Yes I agree, the outlier wins make your entire year. It's not easy buying one back after it runs away, and it's not easy watching a tank of avgas go up in smoke either. I'm not an elite trader, and I'm intimidated by hot women too. Nerds need to book wins once in awhile, for self esteem.
Post some trades, ese. This thread is for anyone with issues cutting winnerz. I understand if you're shy, or perfect already, but it's fun showing the world how good you could be if you just fixed that one weird problem you have.....
Did this today. I was holding some TLT going into the open from yesterdays session. Instead of getting the entire move higher in bonds, I bought some lots of yield futures near the open. Still getting used to trading treasury ETFs. Previous losses affecting my psychology.

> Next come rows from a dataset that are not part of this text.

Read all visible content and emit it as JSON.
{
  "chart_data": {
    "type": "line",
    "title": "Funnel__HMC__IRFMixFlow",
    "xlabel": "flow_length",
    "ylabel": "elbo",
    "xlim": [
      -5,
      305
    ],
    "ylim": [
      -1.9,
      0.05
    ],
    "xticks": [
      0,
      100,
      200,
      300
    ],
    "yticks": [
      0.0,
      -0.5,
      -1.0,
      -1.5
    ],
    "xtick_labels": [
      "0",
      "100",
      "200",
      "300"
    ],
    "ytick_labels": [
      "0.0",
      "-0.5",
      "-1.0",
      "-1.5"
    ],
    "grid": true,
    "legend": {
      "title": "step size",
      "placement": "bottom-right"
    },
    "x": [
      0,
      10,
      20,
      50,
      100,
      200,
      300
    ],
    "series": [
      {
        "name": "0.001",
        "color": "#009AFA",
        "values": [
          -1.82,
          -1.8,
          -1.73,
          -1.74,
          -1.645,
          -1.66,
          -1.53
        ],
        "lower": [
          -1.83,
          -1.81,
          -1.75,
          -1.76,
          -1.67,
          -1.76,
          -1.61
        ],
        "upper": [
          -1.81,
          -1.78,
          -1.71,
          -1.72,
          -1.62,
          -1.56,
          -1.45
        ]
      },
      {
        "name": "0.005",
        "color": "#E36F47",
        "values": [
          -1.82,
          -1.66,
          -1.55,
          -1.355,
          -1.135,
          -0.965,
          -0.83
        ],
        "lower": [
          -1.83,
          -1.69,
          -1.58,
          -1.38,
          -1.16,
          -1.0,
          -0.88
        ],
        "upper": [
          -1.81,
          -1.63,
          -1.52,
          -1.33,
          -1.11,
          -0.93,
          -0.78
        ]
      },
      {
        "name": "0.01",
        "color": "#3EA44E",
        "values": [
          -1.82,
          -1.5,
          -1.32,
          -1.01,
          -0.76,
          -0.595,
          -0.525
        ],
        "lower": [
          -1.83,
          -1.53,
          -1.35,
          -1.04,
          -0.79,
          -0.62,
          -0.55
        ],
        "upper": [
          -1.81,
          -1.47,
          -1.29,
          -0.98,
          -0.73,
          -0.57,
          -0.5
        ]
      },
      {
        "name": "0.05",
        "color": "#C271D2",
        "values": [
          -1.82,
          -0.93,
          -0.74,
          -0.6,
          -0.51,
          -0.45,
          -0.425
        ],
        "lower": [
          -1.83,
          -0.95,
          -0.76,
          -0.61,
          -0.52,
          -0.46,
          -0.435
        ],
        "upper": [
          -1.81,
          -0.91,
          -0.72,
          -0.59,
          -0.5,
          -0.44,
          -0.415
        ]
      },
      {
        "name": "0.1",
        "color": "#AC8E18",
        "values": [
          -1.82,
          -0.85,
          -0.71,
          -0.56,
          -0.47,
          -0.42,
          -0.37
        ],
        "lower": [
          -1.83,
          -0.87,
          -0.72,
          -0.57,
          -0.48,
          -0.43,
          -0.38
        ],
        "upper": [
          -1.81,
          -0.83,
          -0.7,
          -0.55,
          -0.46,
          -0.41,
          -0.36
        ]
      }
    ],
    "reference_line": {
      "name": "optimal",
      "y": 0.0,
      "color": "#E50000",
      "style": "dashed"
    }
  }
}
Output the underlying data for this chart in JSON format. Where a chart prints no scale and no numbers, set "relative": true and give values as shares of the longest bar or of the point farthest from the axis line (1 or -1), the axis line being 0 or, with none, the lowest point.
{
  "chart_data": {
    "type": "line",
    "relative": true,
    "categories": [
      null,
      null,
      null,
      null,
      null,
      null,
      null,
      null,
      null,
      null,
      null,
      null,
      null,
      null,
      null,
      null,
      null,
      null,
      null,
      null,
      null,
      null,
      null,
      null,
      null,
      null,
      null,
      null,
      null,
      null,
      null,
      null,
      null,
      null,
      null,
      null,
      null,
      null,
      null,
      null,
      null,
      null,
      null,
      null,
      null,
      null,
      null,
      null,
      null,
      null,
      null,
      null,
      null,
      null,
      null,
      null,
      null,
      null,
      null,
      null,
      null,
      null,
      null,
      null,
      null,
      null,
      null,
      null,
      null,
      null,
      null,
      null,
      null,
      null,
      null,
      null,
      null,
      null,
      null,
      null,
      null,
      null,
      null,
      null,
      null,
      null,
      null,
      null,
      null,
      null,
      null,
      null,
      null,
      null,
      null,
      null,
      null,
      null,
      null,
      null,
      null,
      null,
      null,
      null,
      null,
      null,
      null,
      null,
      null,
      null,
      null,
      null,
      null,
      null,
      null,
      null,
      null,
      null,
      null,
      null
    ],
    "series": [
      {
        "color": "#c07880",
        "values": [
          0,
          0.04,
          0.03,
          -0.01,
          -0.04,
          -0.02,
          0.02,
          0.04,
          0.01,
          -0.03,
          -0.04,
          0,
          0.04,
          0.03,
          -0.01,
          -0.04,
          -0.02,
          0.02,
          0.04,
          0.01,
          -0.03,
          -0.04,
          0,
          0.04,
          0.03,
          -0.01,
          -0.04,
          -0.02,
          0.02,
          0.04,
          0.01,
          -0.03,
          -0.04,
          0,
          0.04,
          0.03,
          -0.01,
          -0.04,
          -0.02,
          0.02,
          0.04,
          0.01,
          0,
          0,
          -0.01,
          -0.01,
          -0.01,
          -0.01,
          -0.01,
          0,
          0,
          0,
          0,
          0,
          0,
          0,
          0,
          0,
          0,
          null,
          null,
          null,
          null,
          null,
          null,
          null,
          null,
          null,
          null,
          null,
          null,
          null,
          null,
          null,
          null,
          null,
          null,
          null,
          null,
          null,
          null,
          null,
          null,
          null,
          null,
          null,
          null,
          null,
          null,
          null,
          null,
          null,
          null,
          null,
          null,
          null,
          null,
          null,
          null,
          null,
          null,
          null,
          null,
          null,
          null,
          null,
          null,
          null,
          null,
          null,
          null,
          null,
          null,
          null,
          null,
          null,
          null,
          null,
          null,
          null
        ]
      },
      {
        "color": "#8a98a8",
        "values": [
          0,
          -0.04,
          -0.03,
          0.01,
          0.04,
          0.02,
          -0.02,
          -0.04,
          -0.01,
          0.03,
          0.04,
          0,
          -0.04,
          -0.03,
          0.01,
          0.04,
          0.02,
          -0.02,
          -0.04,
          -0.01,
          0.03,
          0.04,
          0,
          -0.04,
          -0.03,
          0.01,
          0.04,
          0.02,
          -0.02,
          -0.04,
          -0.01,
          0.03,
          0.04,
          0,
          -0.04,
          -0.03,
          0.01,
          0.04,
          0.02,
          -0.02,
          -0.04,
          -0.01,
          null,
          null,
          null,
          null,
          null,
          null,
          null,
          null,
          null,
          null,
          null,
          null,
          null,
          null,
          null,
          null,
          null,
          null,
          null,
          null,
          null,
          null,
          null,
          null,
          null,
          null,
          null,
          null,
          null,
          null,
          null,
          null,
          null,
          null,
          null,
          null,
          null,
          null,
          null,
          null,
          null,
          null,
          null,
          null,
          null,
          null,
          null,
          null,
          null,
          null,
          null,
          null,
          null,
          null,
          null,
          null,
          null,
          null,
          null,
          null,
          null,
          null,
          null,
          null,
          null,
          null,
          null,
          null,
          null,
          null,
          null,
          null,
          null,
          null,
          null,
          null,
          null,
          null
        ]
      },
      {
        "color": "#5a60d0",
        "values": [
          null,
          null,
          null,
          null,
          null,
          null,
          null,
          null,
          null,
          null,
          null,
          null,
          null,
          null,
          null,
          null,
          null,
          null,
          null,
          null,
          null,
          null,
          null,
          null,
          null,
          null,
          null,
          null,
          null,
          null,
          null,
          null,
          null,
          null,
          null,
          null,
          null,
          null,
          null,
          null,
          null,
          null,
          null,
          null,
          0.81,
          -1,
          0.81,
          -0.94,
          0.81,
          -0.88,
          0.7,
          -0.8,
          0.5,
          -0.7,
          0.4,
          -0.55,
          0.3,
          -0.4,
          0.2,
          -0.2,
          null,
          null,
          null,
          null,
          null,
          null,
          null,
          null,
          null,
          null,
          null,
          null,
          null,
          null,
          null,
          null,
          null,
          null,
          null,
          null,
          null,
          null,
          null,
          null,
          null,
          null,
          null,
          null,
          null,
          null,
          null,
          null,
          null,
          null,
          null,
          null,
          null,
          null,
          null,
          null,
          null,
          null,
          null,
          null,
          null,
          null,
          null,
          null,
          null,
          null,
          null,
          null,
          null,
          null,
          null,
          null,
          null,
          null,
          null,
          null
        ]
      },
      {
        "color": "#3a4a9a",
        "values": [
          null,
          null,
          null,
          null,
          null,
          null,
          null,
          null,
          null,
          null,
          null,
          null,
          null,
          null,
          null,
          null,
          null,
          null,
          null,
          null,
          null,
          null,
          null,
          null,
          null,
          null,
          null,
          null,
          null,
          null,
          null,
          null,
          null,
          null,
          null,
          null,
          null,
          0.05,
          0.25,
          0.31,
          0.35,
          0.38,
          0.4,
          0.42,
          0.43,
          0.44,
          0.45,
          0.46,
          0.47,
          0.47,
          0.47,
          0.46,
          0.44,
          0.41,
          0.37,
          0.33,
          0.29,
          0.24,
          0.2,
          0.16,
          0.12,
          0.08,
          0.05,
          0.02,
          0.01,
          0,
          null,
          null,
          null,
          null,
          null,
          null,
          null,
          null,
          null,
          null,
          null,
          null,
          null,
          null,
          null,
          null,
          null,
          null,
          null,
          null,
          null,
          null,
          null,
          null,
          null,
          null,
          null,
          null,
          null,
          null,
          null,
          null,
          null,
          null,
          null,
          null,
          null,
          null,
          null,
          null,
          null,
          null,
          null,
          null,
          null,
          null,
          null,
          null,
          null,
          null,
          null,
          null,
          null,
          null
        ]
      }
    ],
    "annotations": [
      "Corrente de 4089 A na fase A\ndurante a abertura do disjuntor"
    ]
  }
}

If trading were easy, everyone would be printing money. The better I get at doing what used to be, and some days still is hard, the more profit I make. And that in spite of always giving back some profit when I finally close a position. Finding out you sold too soon and then buying back is hard. Very hard. No arguments from me. If this were easy, I'd be working on my second billion instead of stuck here still chipping away at my first.
Darvas has quite a story. Makes the case that successful trading can happen anywhere on a more relaxed timescale.
Thanks everyone for helping me with my psychological problem and offering insights. I will be continuing live trades in one of my old journals in the appropriate forum going forward, since I think we met our objective here.
Trust me, it is still a danger, and I just recalled another problem that comes up after a few months of consistent wins. After steady gains I always change somehow and start getting reckless, taking tips, engaging in office talk, and completely lose my edge. All this and more will be in the journal, since this thread is more for the psychology of the problem, not the ongoing trades.